What are Lowlander Center’s biggest priorities? The biggest priority for our work is to have as much agency-capacity within each community, utilizing the assets of the people to vision and problem solve, especially as it relates to the continuation and enhancement of Tribal and historied communities’ lifeways.  The peoples of the region are in a sacrificial zone of extraction, pollution and massive land loss due both to climate, development, and historical colonial processes. Work being done has to address multiple layers of impacts from disasters, including climate and pandemics. The proactive work we do includes ways to address adaptation and forced movement of the human and non-human family. The work includes procuring and sharing knowledge/wisdom and resources. Through our shared work, we gain strength, hope, and imagination for our collaborative work.

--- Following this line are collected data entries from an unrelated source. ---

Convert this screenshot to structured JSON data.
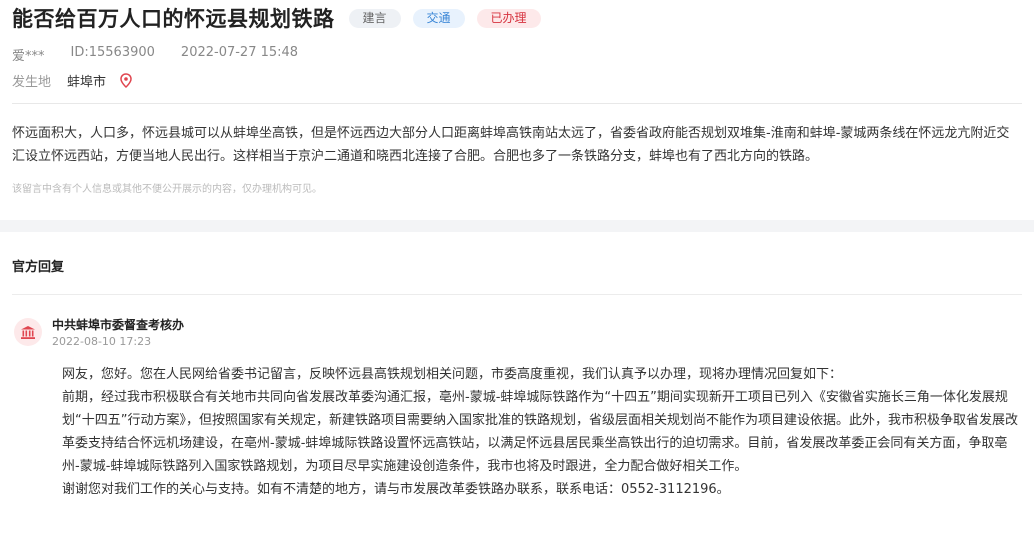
{
  "post": {
    "title": "能否给百万人口的怀远县规划铁路",
    "tags": [
      "建言",
      "交通",
      "已办理"
    ],
    "user": "爱***",
    "id": "ID:15563900",
    "datetime": "2022-07-27 15:48",
    "location_label": "发生地",
    "location": "蚌埠市",
    "content": "怀远面积大，人口多，怀远县城可以从蚌埠坐高铁，但是怀远西边大部分人口距离蚌埠高铁南站太远了，省委省政府能否规划双堆集-淮南和蚌埠-蒙城两条线在怀远龙亢附近交汇设立怀远西站，方便当地人民出行。这样相当于京沪二通道和晓西北连接了合肥。合肥也多了一条铁路分支，蚌埠也有了西北方向的铁路。",
    "notice": "该留言中含有个人信息或其他不便公开展示的内容，仅办理机构可见。"
  },
  "reply": {
    "section_title": "官方回复",
    "org": "中共蚌埠市委督查考核办",
    "datetime": "2022-08-10 17:23",
    "paragraphs": [
      "网友，您好。您在人民网给省委书记留言，反映怀远县高铁规划相关问题，市委高度重视，我们认真予以办理，现将办理情况回复如下：",
      "前期，经过我市积极联合有关地市共同向省发展改革委沟通汇报，亳州-蒙城-蚌埠城际铁路作为“十四五”期间实现新开工项目已列入《安徽省实施长三角一体化发展规划“十四五”行动方案》，但按照国家有关规定，新建铁路项目需要纳入国家批准的铁路规划，省级层面相关规划尚不能作为项目建设依据。此外，我市积极争取省发展改革委支持结合怀远机场建设，在亳州-蒙城-蚌埠城际铁路设置怀远高铁站，以满足怀远县居民乘坐高铁出行的迫切需求。目前，省发展改革委正会同有关方面，争取亳州-蒙城-蚌埠城际铁路列入国家铁路规划，为项目尽早实施建设创造条件，我市也将及时跟进，全力配合做好相关工作。",
      "谢谢您对我们工作的关心与支持。如有不清楚的地方，请与市发展改革委铁路办联系，联系电话：0552-3112196。"
    ]
  },
  "icons": {
    "location": "location-pin-icon",
    "org": "government-building-icon"
  },
  "colors": {
    "accent_red": "#d6333f",
    "accent_blue": "#3a86d6"
  }
}
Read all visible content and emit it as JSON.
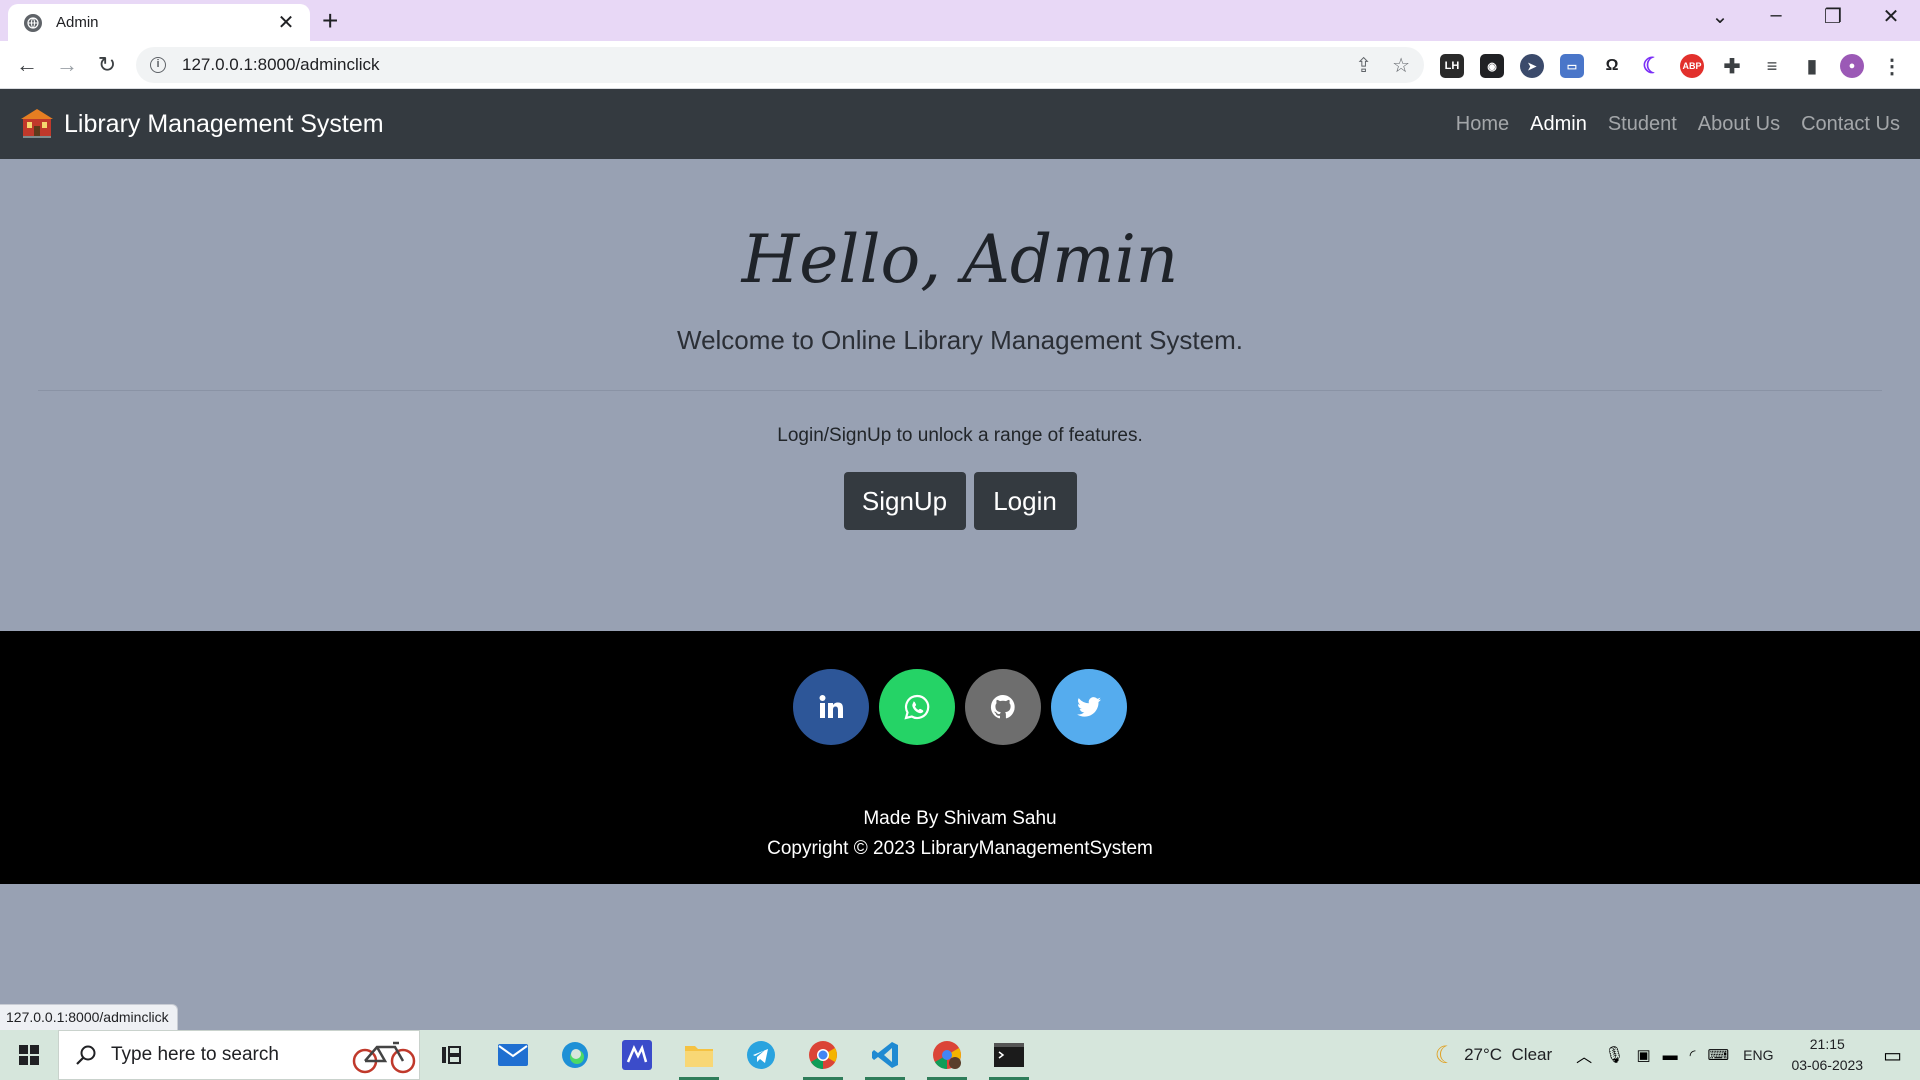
{
  "browser": {
    "tab_title": "Admin",
    "url": "127.0.0.1:8000/adminclick",
    "status_url": "127.0.0.1:8000/adminclick",
    "extensions": [
      "LH",
      "ABP"
    ]
  },
  "navbar": {
    "brand": "Library Management System",
    "links": [
      "Home",
      "Admin",
      "Student",
      "About Us",
      "Contact Us"
    ],
    "active_link": "Admin"
  },
  "hero": {
    "title": "Hello, Admin",
    "lead": "Welcome to Online Library Management System.",
    "text": "Login/SignUp to unlock a range of features.",
    "signup_label": "SignUp",
    "login_label": "Login"
  },
  "footer": {
    "social": [
      {
        "name": "linkedin-icon",
        "color": "#2d5698"
      },
      {
        "name": "whatsapp-icon",
        "color": "#25d366"
      },
      {
        "name": "github-icon",
        "color": "#6e6e6e"
      },
      {
        "name": "twitter-icon",
        "color": "#55acee"
      }
    ],
    "credit": "Made By Shivam Sahu",
    "copyright": "Copyright © 2023 LibraryManagementSystem"
  },
  "taskbar": {
    "search_placeholder": "Type here to search",
    "weather": "27°C  Clear",
    "language": "ENG",
    "time": "21:15",
    "date": "03-06-2023"
  }
}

This imagination and hope enables Tribes to address climate and land loss impacts in a variety of way including the backfilling of canals and the damage created by oil and gas companies.

How is Lowlander Center working to support local tribes in the wake of Hurricane Ida and other storms? We are working together on immediate needs following Ida and other storm events with life supporting measures—from resources for evacuation to currently planning for temporary housing and permanent long-term resilient-safe housing solutions. The work occurs on multiple levels and we provide direct assistance, advocate for resources and policies, and we work to keep the public aware of the critical needs of the region through media and other sources. An important element of the work is to take the issues created by the storms in 2020 that devastated the western part of the state and link them to the responses in the southeast region of Louisiana.

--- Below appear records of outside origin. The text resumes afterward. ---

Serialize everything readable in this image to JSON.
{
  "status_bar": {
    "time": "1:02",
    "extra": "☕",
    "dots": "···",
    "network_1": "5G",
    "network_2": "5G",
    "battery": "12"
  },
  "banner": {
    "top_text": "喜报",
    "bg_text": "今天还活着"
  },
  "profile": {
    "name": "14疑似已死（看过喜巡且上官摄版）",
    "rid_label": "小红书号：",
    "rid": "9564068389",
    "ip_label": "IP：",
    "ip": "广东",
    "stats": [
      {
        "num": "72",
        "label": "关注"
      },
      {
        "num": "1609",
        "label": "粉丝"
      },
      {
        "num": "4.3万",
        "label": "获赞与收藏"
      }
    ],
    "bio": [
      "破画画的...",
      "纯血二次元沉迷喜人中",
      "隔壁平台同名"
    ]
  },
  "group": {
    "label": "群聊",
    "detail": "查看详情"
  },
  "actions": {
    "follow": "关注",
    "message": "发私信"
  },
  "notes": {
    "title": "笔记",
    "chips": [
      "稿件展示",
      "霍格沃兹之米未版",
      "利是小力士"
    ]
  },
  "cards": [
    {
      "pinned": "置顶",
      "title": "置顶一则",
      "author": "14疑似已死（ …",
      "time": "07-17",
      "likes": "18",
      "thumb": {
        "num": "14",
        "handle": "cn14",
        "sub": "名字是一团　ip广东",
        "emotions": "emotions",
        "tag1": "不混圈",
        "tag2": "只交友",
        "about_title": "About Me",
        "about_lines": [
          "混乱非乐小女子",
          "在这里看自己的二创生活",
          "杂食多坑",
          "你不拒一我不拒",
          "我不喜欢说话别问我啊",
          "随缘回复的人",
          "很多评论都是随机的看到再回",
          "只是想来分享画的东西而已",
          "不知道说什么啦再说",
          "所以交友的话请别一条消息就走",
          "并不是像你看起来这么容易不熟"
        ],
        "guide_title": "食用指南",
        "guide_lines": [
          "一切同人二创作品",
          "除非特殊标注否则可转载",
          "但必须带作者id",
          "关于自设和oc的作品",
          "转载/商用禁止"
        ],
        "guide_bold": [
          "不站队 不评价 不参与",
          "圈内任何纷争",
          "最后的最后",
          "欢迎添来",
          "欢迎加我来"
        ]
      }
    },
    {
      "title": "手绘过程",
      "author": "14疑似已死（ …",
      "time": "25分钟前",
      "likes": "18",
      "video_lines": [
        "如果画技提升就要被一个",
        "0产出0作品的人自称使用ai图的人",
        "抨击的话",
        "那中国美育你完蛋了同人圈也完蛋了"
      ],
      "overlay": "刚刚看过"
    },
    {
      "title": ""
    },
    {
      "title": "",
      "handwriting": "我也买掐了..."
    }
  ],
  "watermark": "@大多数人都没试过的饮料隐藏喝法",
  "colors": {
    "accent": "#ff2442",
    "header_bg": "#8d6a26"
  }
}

How can UUSC’s members best support the work your organization and allies do? UUSC members can support the work of the region in multiple ways: 

  • Understand the vulnerability of the Delta region—it’s the fastest disappearing delta in the world!
  • It can be “boots on the ground” work or other types of resourcing, coordinating, grant writing with the Tribes or Lowlander, or making phone calls.
  • Learn about the history and current work of the region’s Tribal Nations.
  • Partner with us on a project that is of interest to your congregation.
  • Help support state and federal legislative measures pertinent to our work.

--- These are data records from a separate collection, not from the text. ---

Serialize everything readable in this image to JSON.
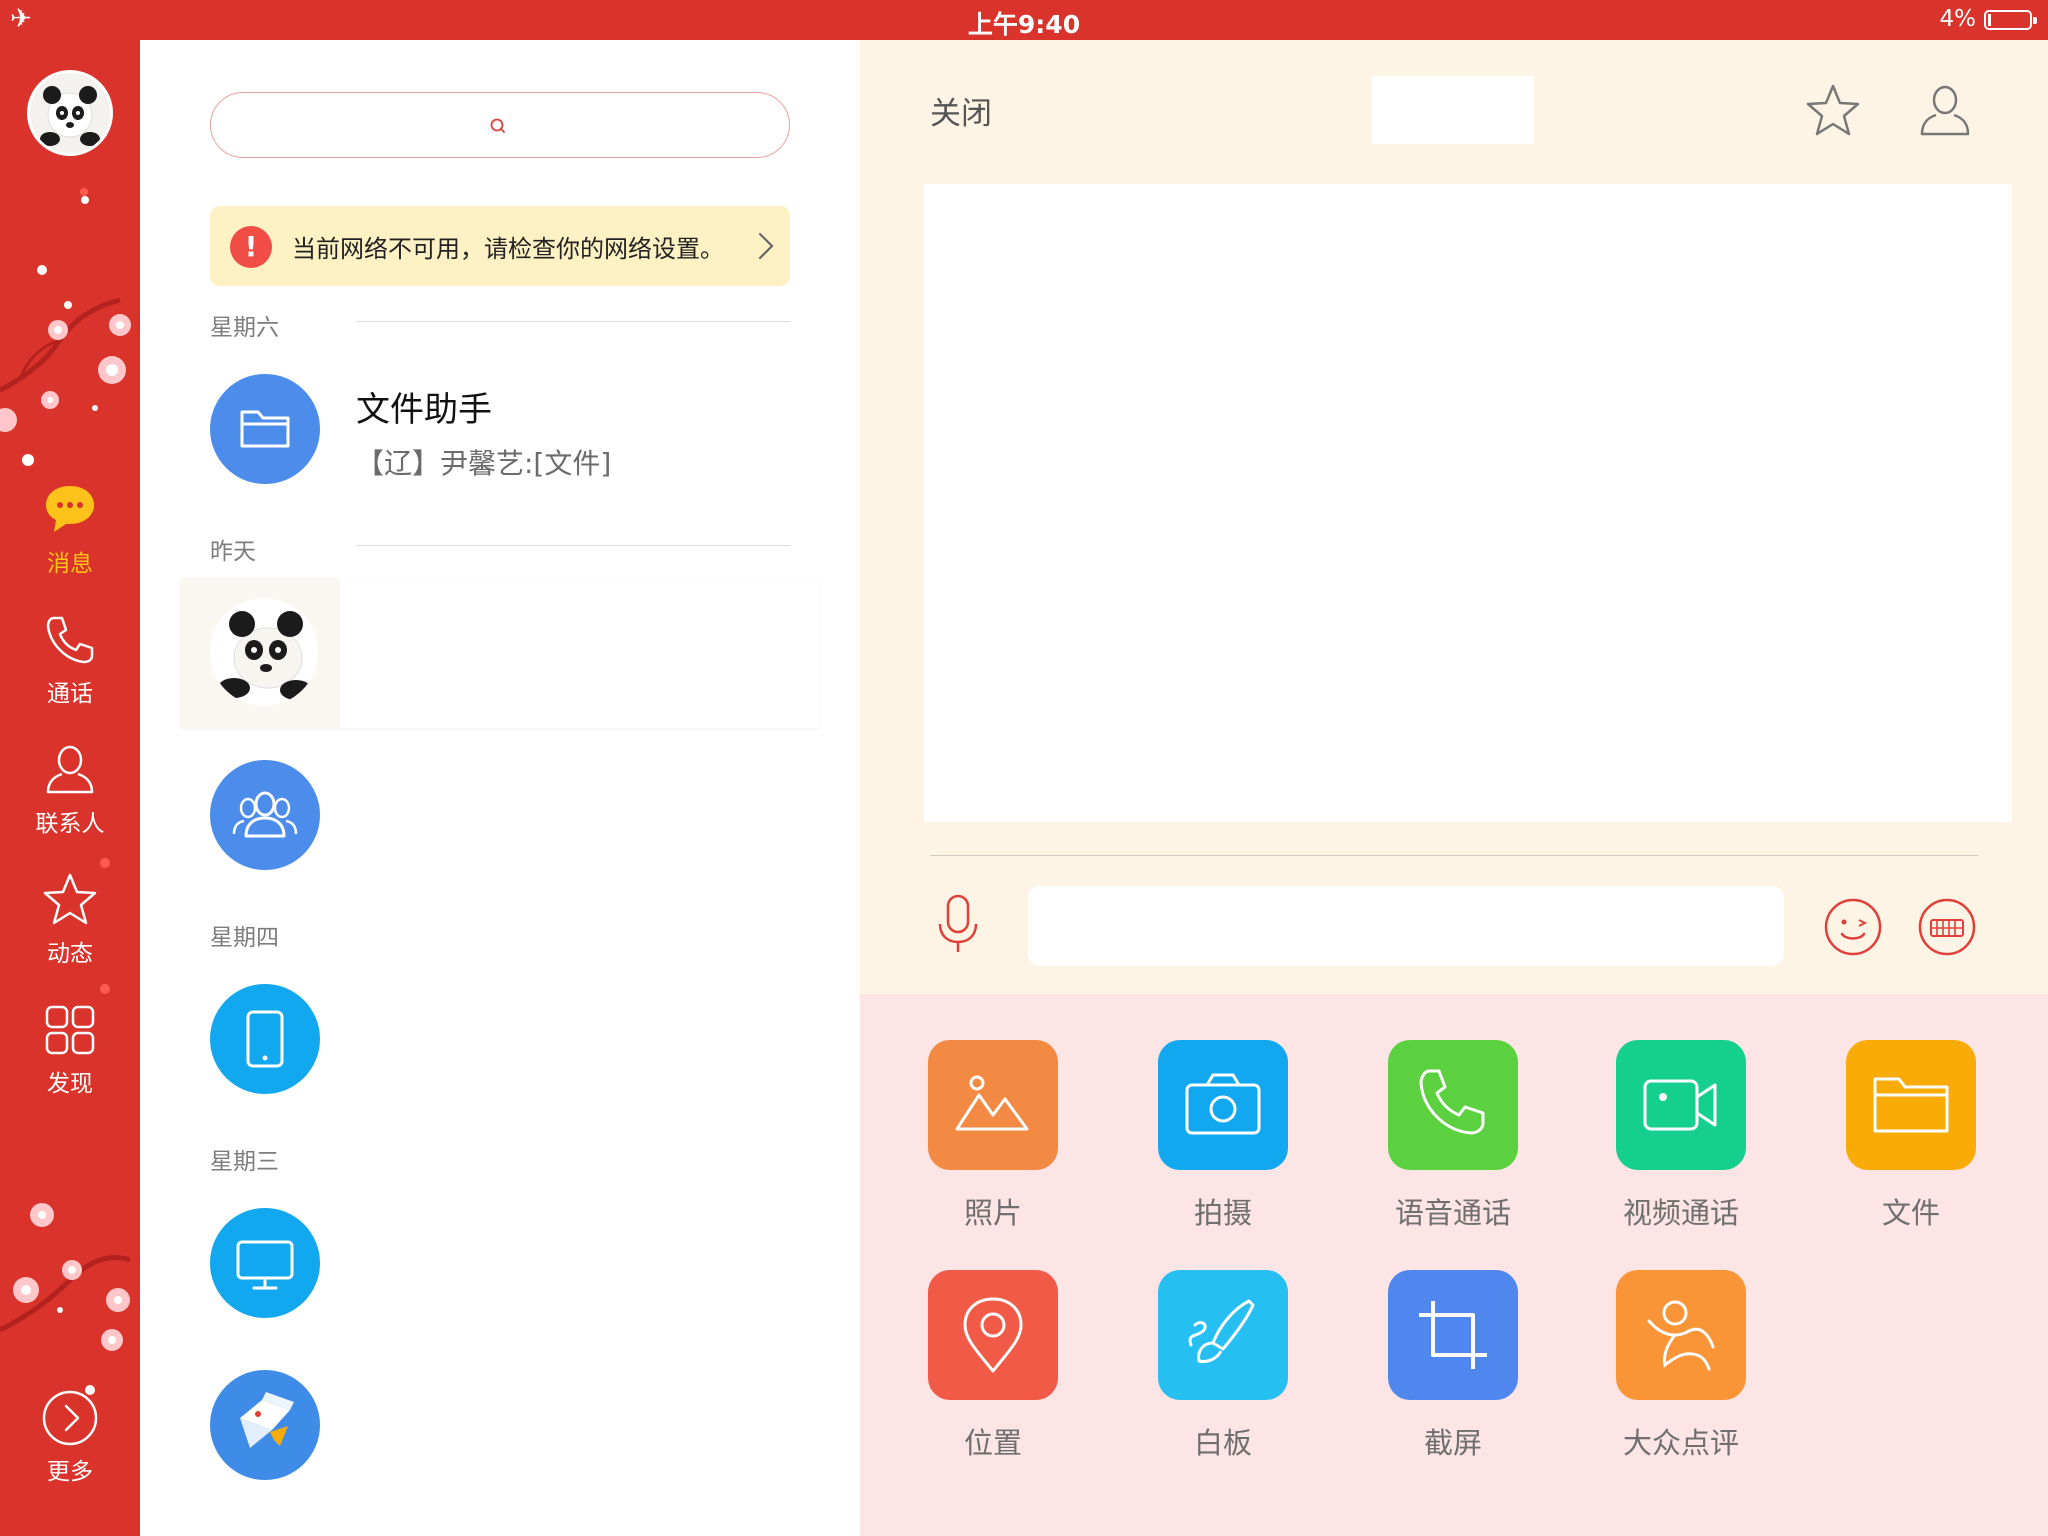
{
  "status_bar": {
    "time": "上午9:40",
    "battery": "4%",
    "airplane_icon": "airplane-icon",
    "battery_level": 0.04
  },
  "sidebar": {
    "nav": [
      {
        "label": "消息",
        "icon": "chat-bubble-icon",
        "active": true
      },
      {
        "label": "通话",
        "icon": "phone-icon",
        "active": false
      },
      {
        "label": "联系人",
        "icon": "person-icon",
        "active": false
      },
      {
        "label": "动态",
        "icon": "star-icon",
        "active": false
      },
      {
        "label": "发现",
        "icon": "grid-icon",
        "active": false
      }
    ],
    "more_label": "更多",
    "active_color": "#ffc21a",
    "bg_color": "#d9332b"
  },
  "list": {
    "search": {
      "placeholder": ""
    },
    "network_warning": "当前网络不可用，请检查你的网络设置。",
    "sections": {
      "saturday": "星期六",
      "yesterday": "昨天",
      "thursday": "星期四",
      "wednesday": "星期三"
    },
    "conversations": {
      "file_helper": {
        "title": "文件助手",
        "preview": "【辽】尹馨艺:[文件]"
      }
    }
  },
  "chat": {
    "close_label": "关闭",
    "message_input": {
      "placeholder": ""
    },
    "panel_color": "#fef4e5"
  },
  "tools": [
    {
      "label": "照片",
      "icon": "photo-icon",
      "color": "#f28a44"
    },
    {
      "label": "拍摄",
      "icon": "camera-icon",
      "color": "#12a8ef"
    },
    {
      "label": "语音通话",
      "icon": "phone-call-icon",
      "color": "#5bd13f"
    },
    {
      "label": "视频通话",
      "icon": "video-call-icon",
      "color": "#15cf8e"
    },
    {
      "label": "文件",
      "icon": "folder-icon",
      "color": "#f9ab08"
    },
    {
      "label": "位置",
      "icon": "location-icon",
      "color": "#f05a47"
    },
    {
      "label": "白板",
      "icon": "whiteboard-icon",
      "color": "#25bff2"
    },
    {
      "label": "截屏",
      "icon": "crop-icon",
      "color": "#4f87ee"
    },
    {
      "label": "大众点评",
      "icon": "dianping-icon",
      "color": "#f99537"
    }
  ]
}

What are the biggest challenges Lowlander Center faces in this work?  As this region is experiencing the layers of structural violence brought on by systemic racist policies and practices, it is coupled with the impacts of massive land loss, climate-induced violent weather events, and various types of health-related illnesses from toxins and pollutants.  It is difficult to continue to be pro-active on projects when the Lowlander team is also responding to the current crisis with limited resources. 

What inspires you in this work? The faith and resolve of the people involved with our Lowlander family and the commitment for making the region/world better for future generations is the inspiration. It is inspiring to learn with our partners around the world and stand together, sharing and caring for each other in similar circumstances—we are not alone, we are family. The love of our family—human and non. With God, we find inspiration in the toughest of times.